La notte in cui crollò la Torre, una fiction attraverso la quale si raccontano le mutazioni a cui il sociale in genere, e quello che si occupa di psichiatria in particolare, sta andando incontro in questo periodo di crisi. Il tentativo dell’autore è quello di dare un piccolo spaccato di come si sia sviluppata ai giorni nostri quella parte di assistenza psichiatrica che si interessa di reinserimento lavorativo e che si è sviluppata soprattutto attraverso la cooperazione sociale. Questo movimento, molto presente anche a Siena, e che ha alle spalle diversi decenni di storia, sta vivendo adesso un momento critico e rischia attualmente di subire mutazioni importanti se non addirittura di finire. È naturalmente una storia inventata, almeno nei personaggi e nei fatti raccontati ma molto verosimile. È invece ambientata in luoghi conosciuti e familiari per molti di noi: la valle di Porta Giustizia. E una storia che cerca anche di mescolare le vicende di fantasia con la crisi generale di questi anni e con la crisi di Siena in particolare, raccontata in un modo metaforico e surreale. Un thriller velato.
CAPITOLO 3 – Paolo
La strada di Porta Giustizia, quella dove abbiamo visto camminare con passo vigoroso Mimma, è una strada solo pedonale. Qualche sconsiderato ogni tanto ha provato a transitarvi con altri mezzi, un motorino o peggio con la macchina, ma è fortemente sconsigliato farlo, perché si rovina la magia del luogo. Ma non è l’unica via di accesso alla valle, ne esiste un’altra che è invece transitabile e che consente a chi non ama o non può passeggiare di arrivare all’orto de’ Pecci. È una strada tortuosa che fa un percorso all’interno di quello che era l’ospedale psichiatrico toccandone alcuni dei punti più importanti. Questo anche se adesso quei luoghi hanno ormai un differente utilizzo e, perché no, un differente fascino. L’intero complesso è, infatti, adesso utilizzato da alcune facoltà universitarie ed è sempre pieno di giovani studenti che forse neppure sanno che i luoghi che calcano erano qualcosa di diverso prima. Entrando dall’antico cancello del manicomio, il cosiddetto “cancellone”, varcato il quale spesso il destino di alcuni cambiava in modo definitivo, la strada incontra subito quel piccolo gioiello della farmacia, poi scorre in discesa sul lato destro del grande edificio centrale, costeggiando la parte dove si trova tutt’ora il mulino, splendido esempio di archeologia industriale poco valorizzato. Poi piega a sinistra in una sorta di piazzale e subito dopo a destra scendendo ancora e costeggiando il vecchio reparto Chiarugi a sinistra e a destra il quartiere Conolly, uno dei pochi esempi di panopticon funzionante fino a pochi anni fa e adesso precipitato in un assoluto degrado.
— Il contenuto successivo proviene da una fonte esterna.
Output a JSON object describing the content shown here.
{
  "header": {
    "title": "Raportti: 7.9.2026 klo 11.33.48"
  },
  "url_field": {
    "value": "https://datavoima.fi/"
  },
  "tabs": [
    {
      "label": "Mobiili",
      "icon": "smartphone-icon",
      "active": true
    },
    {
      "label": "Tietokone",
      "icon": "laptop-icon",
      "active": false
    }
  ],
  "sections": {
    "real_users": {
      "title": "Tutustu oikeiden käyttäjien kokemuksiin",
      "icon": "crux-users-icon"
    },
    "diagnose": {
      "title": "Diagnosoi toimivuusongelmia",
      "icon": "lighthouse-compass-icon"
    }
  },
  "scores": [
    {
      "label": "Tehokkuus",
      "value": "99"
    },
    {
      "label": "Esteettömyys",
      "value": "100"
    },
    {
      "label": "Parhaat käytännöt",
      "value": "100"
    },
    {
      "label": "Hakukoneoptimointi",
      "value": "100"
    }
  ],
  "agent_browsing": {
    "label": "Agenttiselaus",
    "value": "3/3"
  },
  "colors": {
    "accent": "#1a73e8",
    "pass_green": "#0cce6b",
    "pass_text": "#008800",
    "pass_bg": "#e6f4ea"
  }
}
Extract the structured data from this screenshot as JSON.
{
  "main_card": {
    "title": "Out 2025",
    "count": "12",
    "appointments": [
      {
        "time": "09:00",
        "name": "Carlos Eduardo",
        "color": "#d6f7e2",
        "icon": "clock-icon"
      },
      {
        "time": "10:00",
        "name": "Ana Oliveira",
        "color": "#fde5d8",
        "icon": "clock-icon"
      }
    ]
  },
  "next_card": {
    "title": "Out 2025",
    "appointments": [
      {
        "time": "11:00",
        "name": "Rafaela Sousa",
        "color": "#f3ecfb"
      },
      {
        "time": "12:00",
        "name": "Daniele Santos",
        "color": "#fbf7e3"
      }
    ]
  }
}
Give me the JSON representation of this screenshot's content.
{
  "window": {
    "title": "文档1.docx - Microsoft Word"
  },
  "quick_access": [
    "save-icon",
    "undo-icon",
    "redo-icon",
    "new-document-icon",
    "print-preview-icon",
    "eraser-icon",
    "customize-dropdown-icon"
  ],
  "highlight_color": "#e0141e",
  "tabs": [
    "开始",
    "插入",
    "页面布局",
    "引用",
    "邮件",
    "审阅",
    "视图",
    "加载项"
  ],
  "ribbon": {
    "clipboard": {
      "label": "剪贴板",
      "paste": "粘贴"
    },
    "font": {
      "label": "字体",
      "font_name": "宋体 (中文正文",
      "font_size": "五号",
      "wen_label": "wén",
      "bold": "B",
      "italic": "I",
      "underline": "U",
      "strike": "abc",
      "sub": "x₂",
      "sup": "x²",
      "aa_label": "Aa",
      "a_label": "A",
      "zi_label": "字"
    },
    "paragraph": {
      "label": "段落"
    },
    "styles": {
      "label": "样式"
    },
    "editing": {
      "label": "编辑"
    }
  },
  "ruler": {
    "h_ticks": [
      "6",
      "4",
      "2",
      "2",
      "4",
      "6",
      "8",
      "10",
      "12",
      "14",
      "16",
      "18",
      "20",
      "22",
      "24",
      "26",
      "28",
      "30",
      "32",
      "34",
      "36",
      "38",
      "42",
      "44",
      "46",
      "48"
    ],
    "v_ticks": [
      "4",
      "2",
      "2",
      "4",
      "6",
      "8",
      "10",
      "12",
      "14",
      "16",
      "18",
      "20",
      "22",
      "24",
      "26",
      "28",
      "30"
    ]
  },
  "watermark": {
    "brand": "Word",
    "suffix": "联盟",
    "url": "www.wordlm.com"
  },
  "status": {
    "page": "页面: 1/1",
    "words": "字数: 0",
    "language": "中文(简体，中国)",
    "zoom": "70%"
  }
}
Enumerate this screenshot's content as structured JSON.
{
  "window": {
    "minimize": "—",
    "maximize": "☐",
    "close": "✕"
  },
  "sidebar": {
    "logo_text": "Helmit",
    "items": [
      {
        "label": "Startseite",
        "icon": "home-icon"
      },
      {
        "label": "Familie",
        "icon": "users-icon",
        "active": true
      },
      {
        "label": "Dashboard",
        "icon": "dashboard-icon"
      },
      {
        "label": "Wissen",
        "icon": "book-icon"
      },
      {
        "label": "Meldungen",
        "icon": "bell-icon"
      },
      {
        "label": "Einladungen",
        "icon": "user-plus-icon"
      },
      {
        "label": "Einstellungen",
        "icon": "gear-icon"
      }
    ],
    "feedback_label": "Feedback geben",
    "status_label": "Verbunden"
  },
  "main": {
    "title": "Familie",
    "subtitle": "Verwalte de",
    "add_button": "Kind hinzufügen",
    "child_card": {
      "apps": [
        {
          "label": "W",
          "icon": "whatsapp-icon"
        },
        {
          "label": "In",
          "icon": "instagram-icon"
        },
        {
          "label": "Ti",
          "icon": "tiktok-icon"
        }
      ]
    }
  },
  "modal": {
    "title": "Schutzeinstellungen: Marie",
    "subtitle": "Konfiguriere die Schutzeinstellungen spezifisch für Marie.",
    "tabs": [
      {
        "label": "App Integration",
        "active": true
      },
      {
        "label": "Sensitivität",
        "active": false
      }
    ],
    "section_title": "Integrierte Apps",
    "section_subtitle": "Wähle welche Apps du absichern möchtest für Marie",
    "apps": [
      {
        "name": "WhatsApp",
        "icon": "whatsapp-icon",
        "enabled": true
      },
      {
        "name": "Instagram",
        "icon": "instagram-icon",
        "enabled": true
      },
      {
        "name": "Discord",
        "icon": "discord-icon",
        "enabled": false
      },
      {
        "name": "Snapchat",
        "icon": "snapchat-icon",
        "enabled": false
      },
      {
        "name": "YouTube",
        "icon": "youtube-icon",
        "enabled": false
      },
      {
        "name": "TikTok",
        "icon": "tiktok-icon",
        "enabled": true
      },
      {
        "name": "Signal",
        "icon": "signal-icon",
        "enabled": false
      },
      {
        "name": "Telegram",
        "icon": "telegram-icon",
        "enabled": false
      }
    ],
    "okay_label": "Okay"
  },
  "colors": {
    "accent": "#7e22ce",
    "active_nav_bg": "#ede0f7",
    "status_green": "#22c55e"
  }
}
La strada curva sulla sinistra e poi controcurva a destra affrontando il punto più ripido, ancora a destra e si approda a quella che fu l’antica lavanderia dell’ospedale, adesso profondamente ristrutturata e sede della facoltà di Fisica. A questo punto pur essendo quasi arrivati la vista non coglie ancora nulla del panorama dell’orto de’ Pecci. Bisogna varcare un cancello di ferro che immette in una strada bianca e proprio sul limitare di questo cancello si è quasi folgorati dalla veduta della Torre e del Palazzo pubblico, come circondato ed “inquadrato” nel verde dei prati.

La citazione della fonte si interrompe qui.